Sunday, March 9, 2014
Most of us have had to make choices that are very difficult.
Some of us have had to make choices that were impossible.
We have one of those impossible choices to make right now.
Braden's secondary cancer (mds leukemia) that was caused by the harsh treatments he endured to beat his first cancer (neuroblastoma) is going to kill him if we don't do a bone marrow transplant...and that could kill him. And if the transplant works and rids his body of the mds, his immune system that may be responsible for keeping any dormant neuroblastoma cells quiet may then allow the neuroblastoma to come back. And that would kill him.
It's a choice in which, like so many parents of children with cancer, we have to make an impossible decision about life and death.
Does he die after he's had the most amount of good quality time without further risky treatments, or do we risk things and hope to not kill him, shorten his life, or take away the quality of the time he has left with the risky treatments by fighting for a cure...
This beautiful,vibrant, happy boy.
We have been fighting this mds since he was diagnosed on July 8 and we were told that he had only several weeks to a few months to live. We had to make the choice to either do nothing and let him die then or try a chemotherapy that we inject into him at home for seven days, two to three shots a day every three weeks.
Every time we have been told Braden was going to die, we have take the option that gives him a chance to live.
And we have faith that God will be there for us no matter what the result of the treatment.
Now we have to do something different for his mds. We have known this path isn't curative and would only buy us time and now we see signs that we need to proceed with transplant if Braden is going survive.
We have chosen the only path for treating his mds that allows him even a small chance of beating it all and surviving. Braden will have a bone marrow transplant and we will hope that he survives it, it kills all the leukemia, his donor cells engraft, and the neuroblastoma stays quiet.
Imagine being at the top of a jagged cliff and knowing you are going to die very soon if you don't jump and take a chance at surviving. You know that whatever way you jump, there are rocks surrounding you that are not going to give a safe landing. There are just a few green, softer spots (and even those softer spots aren't particularly appealing).
But WE are not going to jump.
We have to throw our child off that cliff...
and we can't make the jump with him.
We have to hope our aim somehow lands him in the exact right place at the exact right time so he will recover and survive.
We know no matter what, he will not land unscathed, it's a matter of trying to choose the spot that will do the least amount of harm and give the most hope for recovery and survival.
We know transplant will cause harm and will have side effects that will last the rest of his life. We don't know how devastating and debilitating those side effects are going to be though.
That is a lot to wrestle with in your heart and mind.
Imagine, for a minute, throwing your child off that cliff hoping to do the least amount of harm while giving him a chance.
Imagine being forced to make a choice like that with your child.
It sucks as much as you are thinking, especially when it's not a hypothetical question.
We can only hope, trust...
and have I have unending FAITH that God is there and will give us the right answer to our prayers...
even if it's not the answer we want.
That is a very hard thing to do.
God gives me peace and my hope, my faith and my trust are bigger than that jagged cliff.
My God is greater than that cliff and His love surpasses all the danger and fear.
We are fighting like crazy to keep Braden here with us. Make no mistake...we are NOT ready to let him go!
I've held on to my faith since his terminal prognosis in July. And this past week, we learned some very unexpected news that made that teeny tiny glimmer of hope we have held onto just a little brighter.

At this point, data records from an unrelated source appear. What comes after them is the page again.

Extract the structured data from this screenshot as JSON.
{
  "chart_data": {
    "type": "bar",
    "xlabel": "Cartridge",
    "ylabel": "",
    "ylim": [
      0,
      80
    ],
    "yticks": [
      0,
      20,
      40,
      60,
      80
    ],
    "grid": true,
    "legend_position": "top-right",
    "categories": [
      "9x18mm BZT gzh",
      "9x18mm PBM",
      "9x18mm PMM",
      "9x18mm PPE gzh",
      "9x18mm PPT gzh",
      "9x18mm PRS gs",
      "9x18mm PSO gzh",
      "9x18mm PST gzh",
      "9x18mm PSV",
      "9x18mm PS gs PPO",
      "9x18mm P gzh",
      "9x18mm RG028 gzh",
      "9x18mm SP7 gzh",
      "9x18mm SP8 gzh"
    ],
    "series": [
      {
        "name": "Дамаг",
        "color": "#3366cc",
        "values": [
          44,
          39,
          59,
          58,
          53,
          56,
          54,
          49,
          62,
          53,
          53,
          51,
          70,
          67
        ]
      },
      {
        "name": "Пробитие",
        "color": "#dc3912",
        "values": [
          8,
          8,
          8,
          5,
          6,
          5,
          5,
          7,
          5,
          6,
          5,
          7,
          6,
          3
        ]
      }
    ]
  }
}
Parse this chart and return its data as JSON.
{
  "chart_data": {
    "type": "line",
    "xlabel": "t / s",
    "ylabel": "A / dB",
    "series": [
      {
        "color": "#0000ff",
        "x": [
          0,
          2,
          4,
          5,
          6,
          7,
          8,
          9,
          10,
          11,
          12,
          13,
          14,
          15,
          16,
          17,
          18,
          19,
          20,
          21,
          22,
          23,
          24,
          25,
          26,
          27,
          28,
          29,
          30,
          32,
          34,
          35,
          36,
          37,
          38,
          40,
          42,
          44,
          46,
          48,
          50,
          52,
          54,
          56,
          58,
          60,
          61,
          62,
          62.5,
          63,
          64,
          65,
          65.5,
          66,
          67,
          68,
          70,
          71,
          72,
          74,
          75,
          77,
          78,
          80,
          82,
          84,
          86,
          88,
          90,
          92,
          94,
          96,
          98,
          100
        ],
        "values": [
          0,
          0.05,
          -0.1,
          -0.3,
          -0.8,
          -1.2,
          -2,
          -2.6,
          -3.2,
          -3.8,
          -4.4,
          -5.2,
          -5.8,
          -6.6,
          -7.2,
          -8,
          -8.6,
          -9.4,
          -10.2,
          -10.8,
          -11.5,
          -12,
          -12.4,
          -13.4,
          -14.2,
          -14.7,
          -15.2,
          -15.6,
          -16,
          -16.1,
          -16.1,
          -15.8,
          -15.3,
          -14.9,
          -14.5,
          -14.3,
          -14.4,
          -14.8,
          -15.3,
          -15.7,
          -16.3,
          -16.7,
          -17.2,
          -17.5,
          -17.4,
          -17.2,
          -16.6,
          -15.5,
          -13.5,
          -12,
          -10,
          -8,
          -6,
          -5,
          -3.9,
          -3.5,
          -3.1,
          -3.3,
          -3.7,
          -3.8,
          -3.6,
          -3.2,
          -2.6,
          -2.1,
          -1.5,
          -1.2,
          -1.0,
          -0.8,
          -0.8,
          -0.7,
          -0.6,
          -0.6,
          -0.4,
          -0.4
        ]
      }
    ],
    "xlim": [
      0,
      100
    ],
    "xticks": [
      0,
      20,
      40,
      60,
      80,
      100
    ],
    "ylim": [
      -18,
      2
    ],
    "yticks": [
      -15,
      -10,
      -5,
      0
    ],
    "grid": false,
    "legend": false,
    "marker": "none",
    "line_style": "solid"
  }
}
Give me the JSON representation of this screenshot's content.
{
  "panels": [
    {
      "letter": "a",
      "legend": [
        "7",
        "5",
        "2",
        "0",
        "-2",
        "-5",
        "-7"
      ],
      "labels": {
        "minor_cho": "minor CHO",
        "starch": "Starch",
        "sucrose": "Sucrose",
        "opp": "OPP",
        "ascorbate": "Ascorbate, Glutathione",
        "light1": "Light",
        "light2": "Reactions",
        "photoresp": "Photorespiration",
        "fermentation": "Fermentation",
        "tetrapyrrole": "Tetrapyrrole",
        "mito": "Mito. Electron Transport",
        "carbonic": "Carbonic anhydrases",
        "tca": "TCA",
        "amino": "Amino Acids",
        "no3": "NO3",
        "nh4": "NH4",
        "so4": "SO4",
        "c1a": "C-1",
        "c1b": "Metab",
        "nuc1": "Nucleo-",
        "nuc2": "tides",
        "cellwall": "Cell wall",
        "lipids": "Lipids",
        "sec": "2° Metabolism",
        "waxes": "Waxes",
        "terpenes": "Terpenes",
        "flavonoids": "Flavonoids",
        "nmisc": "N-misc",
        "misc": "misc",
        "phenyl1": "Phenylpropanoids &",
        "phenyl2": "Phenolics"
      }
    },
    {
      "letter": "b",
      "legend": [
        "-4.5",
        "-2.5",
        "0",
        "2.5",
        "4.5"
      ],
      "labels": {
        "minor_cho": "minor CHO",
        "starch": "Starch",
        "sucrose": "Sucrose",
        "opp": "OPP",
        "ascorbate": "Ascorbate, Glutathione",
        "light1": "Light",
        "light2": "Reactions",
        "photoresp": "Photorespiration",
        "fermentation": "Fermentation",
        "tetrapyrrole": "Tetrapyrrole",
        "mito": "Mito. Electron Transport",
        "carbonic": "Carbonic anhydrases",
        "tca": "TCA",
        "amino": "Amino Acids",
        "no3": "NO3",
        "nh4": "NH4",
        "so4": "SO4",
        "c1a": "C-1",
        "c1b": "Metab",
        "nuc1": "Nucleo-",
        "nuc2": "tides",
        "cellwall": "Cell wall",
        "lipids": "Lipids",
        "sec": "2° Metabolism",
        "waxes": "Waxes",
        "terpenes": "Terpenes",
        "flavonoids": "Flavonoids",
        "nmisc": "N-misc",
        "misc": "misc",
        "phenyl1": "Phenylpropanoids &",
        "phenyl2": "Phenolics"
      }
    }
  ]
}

The doctors told us that Braden is in a very unique situation and he has a few things going for him.
And the words "a few things going for him" were unexpected and glorious to hear .
First, his neuroblastoma has been in a second remission for three years. That is nearly unheard of with relapsing neuroblastoma.
Secondly, his mds is currently only affecting about 2% of his cells and because that is fewer cells to have to kill and it has responded to therapy. He began at about 20% of his cells so the chemo has been working. It is encouraging this the cancer responded to the chemo and it's better that he has less disease to fight with transplant.
Third, after 6 years of continuous cancer treatment, Braden's organ function is good. That's pretty amazing. He has a few treatment induced health issues but his organs are functioning in acceptable ways.
That gives him a "related bone marrow donor". And it's a huge advantage.
There are multiple benefits to having a bone marrow donor that is a sibling, simply put it can make the engraftment process easier and cause less complications and side effects.
It only happens 25% of the time that a sibling is the match for a patient.
And on Friday, we learned that Zach is a FULL MATCH for Braden...and that is really good news.
Zach is excited to try to save his brother's life.
And we are blessed to have a ten year old who is brave enough to try. It may not work, his cells may not engraft and even if they do the rate for relapse of mds post transplant is extremely high, but knowing all of that, Zach is willing to try.
Zach is a pretty awesome kid!
So while we are standing on that cliff with really crappy choices to make, we have some new hope...
....all thanks to faith that God will guide Braden to a softer green spot on that jagged cliff.
Please hope with us and believe all things are possible!
“Never be afraid to trust an unknown future to a known God.”